The ADA imposed significant costs on the business organizations and to state governments without refunding. The law was unfunded, and business organizations, state, and local governments would cater for all the costs. The act required that business organizations make expensive accommodations cater for the physically challenged. Such accommodations included redesigning of workplaces to make them accessible to the physically challenged people, restructuring of aisles as well as passageways to allow passage for people in wheelchairs and the refurbishing of bathrooms and drinking fountains. Additionally, Braille markings had to be placed on all the directional signs. The businesses were also required to purchase special equipment such as telephoned headsets, lowered furniture and page-turners. Moreover, the ADA act explicitly wanted the organizations to hire qualified interpreters and readers for the physically challenged people. A knowledgeable reader or interpreter would cost at least $8 to $12 an hour. Additionally, business organizations could not just hire one interpreter or reader due to unseen circumstances such as vacations and sickness. All the above activities were to be catered for by the business organization without any funding from the government. Implementation of all the law would require business organizations to spend more money that had not been budgeted in their plans. Additionally, the law had numerous loopholes since it never gave precise definitions of the term ‘accommodation’ opening it up to numerous legal battles as lawyers sued many businesses for not complying with the new law. As a result, state and federal governments were forced to come up with new laws that would see an increase in taxes, business were forced to increase the prices of their product as well as cut down on their employment opportunities to obtain the required capital to implement the new law. The new law had opened loopholes that would see lawyers encourage constant and expensive litigations from a business organization who failed to comply with the law. The overall effect of the law would see the international competitiveness of the American sink gradually.

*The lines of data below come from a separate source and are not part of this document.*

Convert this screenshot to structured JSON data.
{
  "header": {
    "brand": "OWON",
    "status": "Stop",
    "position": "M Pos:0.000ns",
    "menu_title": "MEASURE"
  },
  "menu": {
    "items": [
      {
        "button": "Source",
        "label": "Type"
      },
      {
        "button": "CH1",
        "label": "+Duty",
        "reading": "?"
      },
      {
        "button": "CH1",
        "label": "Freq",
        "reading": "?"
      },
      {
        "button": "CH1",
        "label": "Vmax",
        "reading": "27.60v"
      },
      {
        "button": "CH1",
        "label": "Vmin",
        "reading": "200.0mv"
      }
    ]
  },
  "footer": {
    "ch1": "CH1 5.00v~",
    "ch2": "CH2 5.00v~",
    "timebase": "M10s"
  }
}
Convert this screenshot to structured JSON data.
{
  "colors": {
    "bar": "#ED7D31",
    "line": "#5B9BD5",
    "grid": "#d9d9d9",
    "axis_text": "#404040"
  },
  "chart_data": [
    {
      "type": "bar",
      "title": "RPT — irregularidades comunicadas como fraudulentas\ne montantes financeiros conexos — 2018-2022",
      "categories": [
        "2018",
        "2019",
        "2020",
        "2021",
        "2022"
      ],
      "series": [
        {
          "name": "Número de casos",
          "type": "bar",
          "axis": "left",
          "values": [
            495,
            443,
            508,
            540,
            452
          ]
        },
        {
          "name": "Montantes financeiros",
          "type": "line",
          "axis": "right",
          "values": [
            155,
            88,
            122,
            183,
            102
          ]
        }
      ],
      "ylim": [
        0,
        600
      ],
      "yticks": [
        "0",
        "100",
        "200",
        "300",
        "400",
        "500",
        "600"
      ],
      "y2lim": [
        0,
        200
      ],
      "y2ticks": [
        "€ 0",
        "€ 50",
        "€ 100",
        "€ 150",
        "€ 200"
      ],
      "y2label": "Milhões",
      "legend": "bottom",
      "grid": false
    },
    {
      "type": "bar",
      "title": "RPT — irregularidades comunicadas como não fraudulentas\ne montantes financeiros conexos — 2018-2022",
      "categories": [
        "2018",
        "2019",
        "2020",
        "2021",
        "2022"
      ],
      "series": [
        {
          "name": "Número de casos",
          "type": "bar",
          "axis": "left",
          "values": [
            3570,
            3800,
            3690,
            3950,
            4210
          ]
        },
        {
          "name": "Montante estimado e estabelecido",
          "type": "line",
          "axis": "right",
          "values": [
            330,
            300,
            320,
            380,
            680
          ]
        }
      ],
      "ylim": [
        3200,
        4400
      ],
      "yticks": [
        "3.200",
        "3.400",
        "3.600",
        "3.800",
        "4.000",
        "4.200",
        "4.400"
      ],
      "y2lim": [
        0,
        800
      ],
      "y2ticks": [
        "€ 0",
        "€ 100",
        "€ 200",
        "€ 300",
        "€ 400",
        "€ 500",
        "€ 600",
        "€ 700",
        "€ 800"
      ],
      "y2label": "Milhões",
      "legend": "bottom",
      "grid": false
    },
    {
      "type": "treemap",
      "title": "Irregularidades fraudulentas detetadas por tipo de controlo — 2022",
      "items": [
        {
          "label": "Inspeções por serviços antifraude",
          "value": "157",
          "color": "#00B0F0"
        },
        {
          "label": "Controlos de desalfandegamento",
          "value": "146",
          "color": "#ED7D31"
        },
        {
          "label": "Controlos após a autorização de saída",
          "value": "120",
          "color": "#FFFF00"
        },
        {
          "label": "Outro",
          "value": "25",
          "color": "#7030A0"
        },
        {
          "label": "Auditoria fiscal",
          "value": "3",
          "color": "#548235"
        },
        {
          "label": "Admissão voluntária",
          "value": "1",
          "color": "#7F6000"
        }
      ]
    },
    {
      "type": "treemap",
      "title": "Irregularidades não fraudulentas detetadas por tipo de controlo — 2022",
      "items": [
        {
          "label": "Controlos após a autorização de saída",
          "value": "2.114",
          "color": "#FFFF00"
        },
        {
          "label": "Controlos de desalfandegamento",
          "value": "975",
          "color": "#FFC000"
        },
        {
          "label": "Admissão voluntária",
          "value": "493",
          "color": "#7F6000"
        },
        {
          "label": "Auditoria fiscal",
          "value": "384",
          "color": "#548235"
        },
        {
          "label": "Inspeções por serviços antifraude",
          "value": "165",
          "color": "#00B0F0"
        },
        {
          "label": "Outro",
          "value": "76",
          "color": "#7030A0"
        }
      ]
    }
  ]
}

The ADA was supposed to have been founded on moral as well as economic grounds. In a free society, the government is supposed to enforce powers that protect life, property, and liberty. Any attempt by the government to enforce any moral behavior goes beyond the scope of the government. When the government restricts the employment terms of certain organizations, it decreases the quality of services produced. Employees in a company are paid on the basis of the services offered to the company. The hiring of certain physically challenged employees in certain organization results in increased costs, meaning the business organization is spending more on individuals than what is paying them. When the government tries to enforce moral behavior, it ends up punishing innocent companies, business organizations, and owners of commercial enterprises unfairly.
The government has a moral and legal right to ensure fairness in all standards. Leaving federal governments and business enterprises to bear all the costs go against the principles advocated for by the Fifth Amendment. The constitution requires that the business firms be compensated for such costs. Failure to compensate the business firms has forced the American business system to be viewed as a social welfare organization rather than a business entity.

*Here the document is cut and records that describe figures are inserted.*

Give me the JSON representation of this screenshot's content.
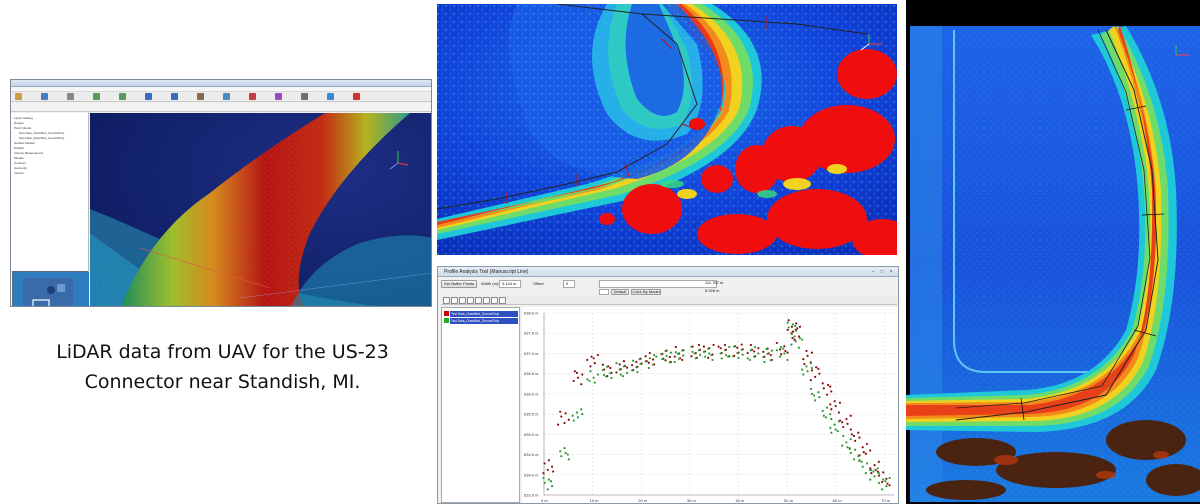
{
  "caption": {
    "line1": "LiDAR data from UAV for the US-23",
    "line2": "Connector near Standish, MI."
  },
  "gis_window": {
    "tree_items": [
      "Layer Catalog",
      "Drapes",
      "Point Clouds",
      "Test Data_Classified_GroundOnly",
      "Test Data_Classified_GroundOnly",
      "Surface Models",
      "Profiles",
      "Volume Measurement",
      "Models",
      "Contours",
      "Geometry",
      "Vectors"
    ],
    "toolbar_icons": [
      "open-icon",
      "save-icon",
      "print-icon",
      "undo-icon",
      "redo-icon",
      "zoom-in-icon",
      "zoom-out-icon",
      "pan-icon",
      "rotate-icon",
      "measure-icon",
      "profile-icon",
      "settings-icon",
      "help-icon",
      "close-icon"
    ]
  },
  "profile_window": {
    "title": "Profile Analysis Tool (Manuscript Line)",
    "get_buffer_button": "Get Buffer Points",
    "width_label": "Width (m):",
    "width_value": "0.144 m",
    "offset_label": "Offset",
    "offset_value": "0",
    "range_value": "111.767 m",
    "default_button": "Default",
    "color_by_model_button": "Color By Model",
    "ratio_value": "5.926 m",
    "layers": [
      {
        "name": "Test Data_Classified_GroundOnly",
        "color": "#cc0000"
      },
      {
        "name": "Test Data_Classified_GroundOnly",
        "color": "#22aa22"
      }
    ]
  },
  "chart_data": {
    "type": "scatter",
    "title": "",
    "xlabel": "",
    "ylabel": "",
    "x_ticks": [
      "0 m",
      "10 m",
      "20 m",
      "30 m",
      "40 m",
      "50 m",
      "60 m",
      "70 m"
    ],
    "y_ticks": [
      "633.5 m",
      "634.0 m",
      "634.5 m",
      "635.0 m",
      "635.5 m",
      "636.0 m",
      "636.5 m",
      "637.0 m",
      "637.5 m",
      "638.0 m"
    ],
    "xlim": [
      0,
      72
    ],
    "ylim": [
      633.5,
      638.0
    ],
    "grid": true,
    "series": [
      {
        "color": "#8b0d0d",
        "x": [
          1,
          4,
          7,
          10,
          13,
          16,
          19,
          22,
          25,
          28,
          31,
          34,
          37,
          40,
          43,
          46,
          49,
          51,
          52,
          54,
          56,
          58,
          60,
          62,
          64,
          66,
          68,
          70
        ],
        "y": [
          634.2,
          635.4,
          636.4,
          636.8,
          636.6,
          636.65,
          636.75,
          636.85,
          636.95,
          637.0,
          637.05,
          637.05,
          637.05,
          637.1,
          637.05,
          637.0,
          637.1,
          637.7,
          637.5,
          636.9,
          636.5,
          636.1,
          635.7,
          635.3,
          635.0,
          634.6,
          634.2,
          633.9
        ]
      },
      {
        "color": "#2f9a2f",
        "x": [
          1,
          4,
          7,
          10,
          13,
          16,
          19,
          22,
          25,
          28,
          31,
          34,
          37,
          40,
          43,
          46,
          49,
          51,
          52,
          54,
          56,
          58,
          60,
          62,
          64,
          66,
          68,
          70
        ],
        "y": [
          633.8,
          634.5,
          635.5,
          636.4,
          636.55,
          636.6,
          636.7,
          636.8,
          636.9,
          636.95,
          637.0,
          637.0,
          637.0,
          637.05,
          637.0,
          636.95,
          637.0,
          637.6,
          637.3,
          636.6,
          636.0,
          635.5,
          635.2,
          634.8,
          634.5,
          634.2,
          634.0,
          633.8
        ]
      }
    ]
  }
}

Lastly, ADA act has seen the crumbling of small businesses. Small businesses with more than fifty people are supposed to adhere strictly to these rules. Small and medium enterprises make up the majority of the business in the United States. Additionally, such businesses do not have adequate capital to undergo the major restructuring process required by the government. As a result, this has seen the crumbling of the majority of such businesses that were a major source of employment. In conclusion, the American Disabilities Act has proved to be a financial burden to most business enterprises. Although, people with disabilities should have an equal chance to share the benefits enjoyed by non-disabled people, it should not be at the expense of the business organizations. Amendments should be made in the law that minimize costs as well as specifies some of the terms used.